Love – Perfect, Even When It Isn’t

So, here we are, Valentine’s Day 2016.  Another year and another day where the magic of love is celebrated across the globe.  To mark the occasion I’m going to share one of my favourite poems about love with you.

It’s Shakespeare’s Sonnet 130 and those of you who are familiar with it might be scratching your heads right now and wondering why I chose these particular fourteen lines where Shakespeare basically derides the physical attributes of the object of his affections.

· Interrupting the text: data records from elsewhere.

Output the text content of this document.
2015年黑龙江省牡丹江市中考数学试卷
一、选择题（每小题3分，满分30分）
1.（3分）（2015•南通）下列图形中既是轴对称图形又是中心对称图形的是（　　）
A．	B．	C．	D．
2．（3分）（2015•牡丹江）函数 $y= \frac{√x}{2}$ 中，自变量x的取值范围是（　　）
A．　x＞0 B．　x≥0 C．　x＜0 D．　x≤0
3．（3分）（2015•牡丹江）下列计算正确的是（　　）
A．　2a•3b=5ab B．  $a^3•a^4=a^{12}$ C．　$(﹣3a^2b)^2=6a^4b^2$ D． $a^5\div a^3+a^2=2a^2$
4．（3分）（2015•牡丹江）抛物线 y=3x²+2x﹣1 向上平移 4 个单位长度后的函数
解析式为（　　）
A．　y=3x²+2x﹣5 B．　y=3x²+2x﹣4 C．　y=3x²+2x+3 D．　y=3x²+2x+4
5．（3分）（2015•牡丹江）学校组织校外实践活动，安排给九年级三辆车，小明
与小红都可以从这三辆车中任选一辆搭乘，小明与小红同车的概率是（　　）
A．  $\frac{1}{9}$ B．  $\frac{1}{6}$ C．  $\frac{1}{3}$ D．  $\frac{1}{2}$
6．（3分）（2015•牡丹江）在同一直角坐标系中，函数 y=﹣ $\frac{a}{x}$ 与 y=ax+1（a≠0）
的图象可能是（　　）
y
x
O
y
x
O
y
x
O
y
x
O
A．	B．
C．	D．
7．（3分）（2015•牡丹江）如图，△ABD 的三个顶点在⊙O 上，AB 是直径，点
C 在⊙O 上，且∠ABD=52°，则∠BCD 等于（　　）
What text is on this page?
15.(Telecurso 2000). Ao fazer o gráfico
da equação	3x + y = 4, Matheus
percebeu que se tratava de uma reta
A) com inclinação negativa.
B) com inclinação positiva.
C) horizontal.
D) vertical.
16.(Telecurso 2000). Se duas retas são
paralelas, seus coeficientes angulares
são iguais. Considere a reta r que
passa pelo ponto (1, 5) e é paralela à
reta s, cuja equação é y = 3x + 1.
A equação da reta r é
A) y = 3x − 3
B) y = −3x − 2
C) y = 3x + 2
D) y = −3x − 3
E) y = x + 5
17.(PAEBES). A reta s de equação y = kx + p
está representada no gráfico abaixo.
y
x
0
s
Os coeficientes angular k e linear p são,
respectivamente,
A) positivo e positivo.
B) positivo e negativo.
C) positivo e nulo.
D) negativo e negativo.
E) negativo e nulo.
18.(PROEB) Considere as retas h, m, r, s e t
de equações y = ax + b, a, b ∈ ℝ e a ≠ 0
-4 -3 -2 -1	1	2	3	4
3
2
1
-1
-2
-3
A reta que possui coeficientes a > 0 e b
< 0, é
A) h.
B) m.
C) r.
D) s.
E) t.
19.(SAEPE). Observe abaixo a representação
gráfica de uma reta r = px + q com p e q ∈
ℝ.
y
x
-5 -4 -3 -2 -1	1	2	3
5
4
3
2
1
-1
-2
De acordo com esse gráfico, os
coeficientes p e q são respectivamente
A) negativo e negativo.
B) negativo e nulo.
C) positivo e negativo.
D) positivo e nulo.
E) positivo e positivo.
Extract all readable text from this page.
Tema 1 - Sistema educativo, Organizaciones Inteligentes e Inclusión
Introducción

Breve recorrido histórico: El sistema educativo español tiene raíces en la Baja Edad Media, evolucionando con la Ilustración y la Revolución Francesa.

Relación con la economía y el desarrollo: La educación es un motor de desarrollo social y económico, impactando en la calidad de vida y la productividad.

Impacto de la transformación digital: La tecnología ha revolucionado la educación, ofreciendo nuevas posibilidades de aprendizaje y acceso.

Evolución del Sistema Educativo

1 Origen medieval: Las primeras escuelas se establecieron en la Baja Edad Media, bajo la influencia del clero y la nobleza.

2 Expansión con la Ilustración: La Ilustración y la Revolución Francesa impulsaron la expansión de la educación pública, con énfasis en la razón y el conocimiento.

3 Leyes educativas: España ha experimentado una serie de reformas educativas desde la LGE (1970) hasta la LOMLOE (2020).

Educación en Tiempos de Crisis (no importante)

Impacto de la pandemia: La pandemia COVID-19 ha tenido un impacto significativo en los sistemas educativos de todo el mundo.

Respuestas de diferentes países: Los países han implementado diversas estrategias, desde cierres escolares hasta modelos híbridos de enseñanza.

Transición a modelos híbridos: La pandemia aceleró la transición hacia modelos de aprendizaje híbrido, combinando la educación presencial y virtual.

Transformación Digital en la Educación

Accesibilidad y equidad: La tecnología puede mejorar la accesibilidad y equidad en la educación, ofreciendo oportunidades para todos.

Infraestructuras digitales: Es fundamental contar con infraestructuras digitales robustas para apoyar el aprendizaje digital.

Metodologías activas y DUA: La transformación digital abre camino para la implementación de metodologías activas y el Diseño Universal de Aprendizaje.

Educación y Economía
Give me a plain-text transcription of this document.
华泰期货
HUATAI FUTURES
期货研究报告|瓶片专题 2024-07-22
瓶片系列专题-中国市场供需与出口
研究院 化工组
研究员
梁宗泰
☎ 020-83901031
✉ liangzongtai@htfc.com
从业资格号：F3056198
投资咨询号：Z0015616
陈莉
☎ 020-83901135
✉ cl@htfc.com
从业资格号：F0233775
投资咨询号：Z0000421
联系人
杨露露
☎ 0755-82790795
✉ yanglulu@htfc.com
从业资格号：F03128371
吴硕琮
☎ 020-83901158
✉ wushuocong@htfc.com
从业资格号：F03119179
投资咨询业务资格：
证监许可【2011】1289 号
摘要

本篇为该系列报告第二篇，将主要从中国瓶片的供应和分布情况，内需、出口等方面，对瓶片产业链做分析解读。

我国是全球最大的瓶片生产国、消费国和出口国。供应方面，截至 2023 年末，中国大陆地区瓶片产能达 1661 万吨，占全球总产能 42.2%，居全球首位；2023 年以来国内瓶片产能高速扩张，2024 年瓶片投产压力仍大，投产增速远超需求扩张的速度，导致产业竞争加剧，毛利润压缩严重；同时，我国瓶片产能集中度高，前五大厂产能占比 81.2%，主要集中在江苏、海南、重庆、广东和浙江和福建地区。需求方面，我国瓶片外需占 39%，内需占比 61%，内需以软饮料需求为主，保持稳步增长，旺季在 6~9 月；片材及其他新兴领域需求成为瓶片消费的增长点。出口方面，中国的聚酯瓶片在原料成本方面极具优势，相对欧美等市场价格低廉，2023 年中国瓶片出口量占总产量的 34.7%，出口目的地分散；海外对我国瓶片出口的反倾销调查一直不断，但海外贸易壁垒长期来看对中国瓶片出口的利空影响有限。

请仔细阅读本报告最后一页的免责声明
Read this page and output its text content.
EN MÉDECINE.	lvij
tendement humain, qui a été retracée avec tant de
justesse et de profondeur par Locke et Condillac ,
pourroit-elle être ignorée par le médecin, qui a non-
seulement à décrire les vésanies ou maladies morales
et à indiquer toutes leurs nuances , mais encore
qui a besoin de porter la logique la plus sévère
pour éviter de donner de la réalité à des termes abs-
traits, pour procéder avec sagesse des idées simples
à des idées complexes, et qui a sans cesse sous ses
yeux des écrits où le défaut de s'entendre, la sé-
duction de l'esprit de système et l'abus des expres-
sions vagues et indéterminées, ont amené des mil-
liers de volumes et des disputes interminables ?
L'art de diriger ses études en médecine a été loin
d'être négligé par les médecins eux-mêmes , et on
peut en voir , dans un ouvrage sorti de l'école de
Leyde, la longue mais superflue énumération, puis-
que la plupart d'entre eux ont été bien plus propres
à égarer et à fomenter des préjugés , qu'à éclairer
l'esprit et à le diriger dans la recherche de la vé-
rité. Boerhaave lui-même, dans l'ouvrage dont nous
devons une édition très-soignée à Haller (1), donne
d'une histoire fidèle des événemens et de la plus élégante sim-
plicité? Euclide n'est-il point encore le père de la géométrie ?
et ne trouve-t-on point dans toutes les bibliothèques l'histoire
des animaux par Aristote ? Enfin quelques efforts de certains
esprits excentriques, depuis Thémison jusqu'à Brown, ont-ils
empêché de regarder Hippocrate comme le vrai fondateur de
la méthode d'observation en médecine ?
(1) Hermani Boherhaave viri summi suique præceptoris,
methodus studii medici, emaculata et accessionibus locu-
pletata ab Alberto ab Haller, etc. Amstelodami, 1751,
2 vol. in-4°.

However, for me, that is the point.  There is a truth and a reality in this Sonnet that is not present in so many other works.  Here, Shakespeare lays bare the fact he doesn’t find the lady in question particularly attractive and that others exist who are far more beauteous than her.  She is far from perfect but he loves her all the same, if not more so than he could love any of those other goddesses.

The last two lines are so beautiful – where he admits that it is the sum of all her parts and all her physical imperfections that make her a rare find indeed.

Love, even when it (seemingly) isn’t perfect, it is.

Happy Valentine’s Day to you all  – Roisin.

SONNET 130

My mistress’ eyes are nothing like the sun;
Coral is far more red than her lips’ red;
If snow be white, why then her breasts are dun;
If hairs be wires, black wires grow on her head.
I have seen roses damask’d, red and white,
But no such roses see I in her cheeks;
And in some perfumes is there more delight
Than in the breath that from my mistress reeks.
I love to hear her speak, yet well I know
That music hath a far more pleasing sound;
I grant I never saw a goddess go;
My mistress, when she walks, treads on the ground:
And yet, by heaven, I think my love as rare
As any she belied with false compare.